Orca is a visual programming environment for making music. Except it’s not graphical, it’s just text arranged in a grid. Except it doesn’t actually make music, it just silently emits digital events across time. When you first see it, it’s utterly alien. When you start to learn how it works and why, the logic of it all snaps into place, and it becomes a thrilling case study for authors of live programming environments and interactive media tools.
Devine Lu Linvega, Orca’s creator, struck a wonderful balance between flashy style and significant utility. Orca is typically encountered as an inky black and seafoam green alphabet soup, pulsating to some species of broody electronic industrial throb. But it is also a forgiving learning environment that doesn’t crash, puts code and data together in the same space, lets you directly manipulate code and data interchangeably, allows generous recovery from mistakes, and supports discovery through freeform play.
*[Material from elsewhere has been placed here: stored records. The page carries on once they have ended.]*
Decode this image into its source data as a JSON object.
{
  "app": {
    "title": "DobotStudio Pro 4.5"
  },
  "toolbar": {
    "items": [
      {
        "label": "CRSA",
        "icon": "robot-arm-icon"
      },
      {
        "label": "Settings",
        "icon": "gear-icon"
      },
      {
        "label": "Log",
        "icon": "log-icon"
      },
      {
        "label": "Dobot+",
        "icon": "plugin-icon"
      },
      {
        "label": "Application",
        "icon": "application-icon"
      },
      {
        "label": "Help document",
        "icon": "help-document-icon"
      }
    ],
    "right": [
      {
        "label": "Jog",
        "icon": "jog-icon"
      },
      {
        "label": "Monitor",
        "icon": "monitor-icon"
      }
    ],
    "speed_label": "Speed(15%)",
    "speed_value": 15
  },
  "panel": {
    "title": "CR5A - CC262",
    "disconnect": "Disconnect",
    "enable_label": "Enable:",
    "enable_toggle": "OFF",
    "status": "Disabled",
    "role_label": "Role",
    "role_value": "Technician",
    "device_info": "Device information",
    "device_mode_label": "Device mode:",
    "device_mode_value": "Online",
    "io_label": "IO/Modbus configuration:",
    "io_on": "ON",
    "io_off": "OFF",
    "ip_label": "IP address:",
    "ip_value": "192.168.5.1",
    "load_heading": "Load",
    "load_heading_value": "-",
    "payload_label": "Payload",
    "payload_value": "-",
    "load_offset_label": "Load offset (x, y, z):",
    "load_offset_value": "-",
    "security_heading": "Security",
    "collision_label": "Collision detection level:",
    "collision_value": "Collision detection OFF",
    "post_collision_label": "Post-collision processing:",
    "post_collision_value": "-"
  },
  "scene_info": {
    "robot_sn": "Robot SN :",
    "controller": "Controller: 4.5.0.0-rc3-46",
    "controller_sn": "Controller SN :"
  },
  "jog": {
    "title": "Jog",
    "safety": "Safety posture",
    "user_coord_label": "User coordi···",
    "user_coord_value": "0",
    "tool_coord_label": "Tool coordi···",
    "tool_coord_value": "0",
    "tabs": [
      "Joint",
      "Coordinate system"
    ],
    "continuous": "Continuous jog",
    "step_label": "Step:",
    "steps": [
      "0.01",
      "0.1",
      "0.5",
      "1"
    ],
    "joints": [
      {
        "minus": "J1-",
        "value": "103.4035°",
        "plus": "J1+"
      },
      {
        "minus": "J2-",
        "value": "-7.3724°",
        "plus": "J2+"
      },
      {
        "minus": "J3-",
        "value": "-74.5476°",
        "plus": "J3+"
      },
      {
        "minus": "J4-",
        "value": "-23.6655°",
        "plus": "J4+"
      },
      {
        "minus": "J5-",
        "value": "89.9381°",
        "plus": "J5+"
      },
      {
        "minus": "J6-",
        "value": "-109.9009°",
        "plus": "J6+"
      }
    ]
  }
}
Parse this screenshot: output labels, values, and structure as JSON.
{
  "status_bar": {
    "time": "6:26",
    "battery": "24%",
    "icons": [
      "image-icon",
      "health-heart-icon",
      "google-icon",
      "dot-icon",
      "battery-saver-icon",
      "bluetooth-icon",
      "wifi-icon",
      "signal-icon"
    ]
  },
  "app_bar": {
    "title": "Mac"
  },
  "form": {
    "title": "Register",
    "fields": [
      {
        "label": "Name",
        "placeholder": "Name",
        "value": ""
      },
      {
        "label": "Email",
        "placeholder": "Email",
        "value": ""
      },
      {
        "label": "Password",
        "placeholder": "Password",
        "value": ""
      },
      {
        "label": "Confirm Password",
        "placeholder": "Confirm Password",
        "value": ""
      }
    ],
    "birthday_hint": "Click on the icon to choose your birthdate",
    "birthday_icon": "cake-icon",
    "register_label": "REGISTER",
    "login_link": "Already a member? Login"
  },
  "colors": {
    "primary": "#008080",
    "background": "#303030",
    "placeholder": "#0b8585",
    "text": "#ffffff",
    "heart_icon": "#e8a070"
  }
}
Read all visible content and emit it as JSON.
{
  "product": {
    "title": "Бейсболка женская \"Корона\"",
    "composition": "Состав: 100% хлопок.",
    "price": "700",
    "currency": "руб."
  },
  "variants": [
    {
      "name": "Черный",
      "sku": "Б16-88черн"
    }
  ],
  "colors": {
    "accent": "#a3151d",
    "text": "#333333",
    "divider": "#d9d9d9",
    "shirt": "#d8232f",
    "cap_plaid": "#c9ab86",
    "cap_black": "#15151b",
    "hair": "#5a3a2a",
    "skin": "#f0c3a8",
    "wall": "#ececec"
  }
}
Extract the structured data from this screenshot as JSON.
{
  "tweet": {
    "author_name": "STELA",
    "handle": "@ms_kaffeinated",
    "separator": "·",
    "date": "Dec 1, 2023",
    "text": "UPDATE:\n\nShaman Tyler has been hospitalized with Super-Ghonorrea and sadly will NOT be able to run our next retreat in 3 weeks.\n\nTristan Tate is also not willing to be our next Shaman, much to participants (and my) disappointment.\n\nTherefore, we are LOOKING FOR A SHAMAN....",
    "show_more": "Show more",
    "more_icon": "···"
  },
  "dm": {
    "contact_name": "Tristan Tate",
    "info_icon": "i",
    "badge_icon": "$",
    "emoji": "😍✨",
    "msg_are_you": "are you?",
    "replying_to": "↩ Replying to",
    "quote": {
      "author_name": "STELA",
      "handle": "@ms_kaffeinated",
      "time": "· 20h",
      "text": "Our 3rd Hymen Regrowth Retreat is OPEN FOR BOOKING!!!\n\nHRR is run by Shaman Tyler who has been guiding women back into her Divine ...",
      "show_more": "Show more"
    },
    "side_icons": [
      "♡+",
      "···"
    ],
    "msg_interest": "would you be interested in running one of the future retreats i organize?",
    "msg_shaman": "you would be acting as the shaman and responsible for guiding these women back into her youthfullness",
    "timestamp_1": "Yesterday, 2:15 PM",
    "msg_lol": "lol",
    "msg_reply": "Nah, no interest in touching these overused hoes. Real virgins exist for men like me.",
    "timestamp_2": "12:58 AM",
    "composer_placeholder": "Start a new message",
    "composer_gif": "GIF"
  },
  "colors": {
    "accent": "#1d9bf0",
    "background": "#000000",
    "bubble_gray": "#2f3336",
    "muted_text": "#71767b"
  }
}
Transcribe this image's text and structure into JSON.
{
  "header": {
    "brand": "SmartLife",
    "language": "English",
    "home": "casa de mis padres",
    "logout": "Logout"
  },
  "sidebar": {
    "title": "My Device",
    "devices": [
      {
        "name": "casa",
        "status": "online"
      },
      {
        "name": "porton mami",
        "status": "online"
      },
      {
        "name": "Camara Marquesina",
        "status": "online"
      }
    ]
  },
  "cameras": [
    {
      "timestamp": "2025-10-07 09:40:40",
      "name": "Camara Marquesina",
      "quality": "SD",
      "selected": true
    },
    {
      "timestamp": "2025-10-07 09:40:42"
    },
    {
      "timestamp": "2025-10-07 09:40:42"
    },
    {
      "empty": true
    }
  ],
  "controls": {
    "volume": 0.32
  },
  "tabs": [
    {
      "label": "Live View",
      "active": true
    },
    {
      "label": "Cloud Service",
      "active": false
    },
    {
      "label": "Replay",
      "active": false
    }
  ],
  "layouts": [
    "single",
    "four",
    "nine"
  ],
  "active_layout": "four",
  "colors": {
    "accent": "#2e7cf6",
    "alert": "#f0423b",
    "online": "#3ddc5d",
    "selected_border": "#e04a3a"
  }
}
I invited Devine to come on the show specifically to brain dump about the design process of Orca, how he started the project and built it up to what it is today. During our three-hour conversation we wound up talking a lot about all the other tools he’s created, and you can hear that discussion on last month’s episode. This time it’s all Orca — inspirations, execution model, operators, interface, system design, ports & reimplementations, interactions with other tools, and the community.
This episode contains many snippets of music, as examples of what you can make using Orca. All of it was created by Devine, and is available on his Youtube channel. If you like a particular piece and want to hear the full thing — and see exactly how Devine made it — they are all linked down below in the transcript at the point that they appear in the show. So just scroll and skim, or search this page for some phrase that neighbours the song you want to find.
Quote of the show: “It’s for children. The documentation fits in a tweet, basically.”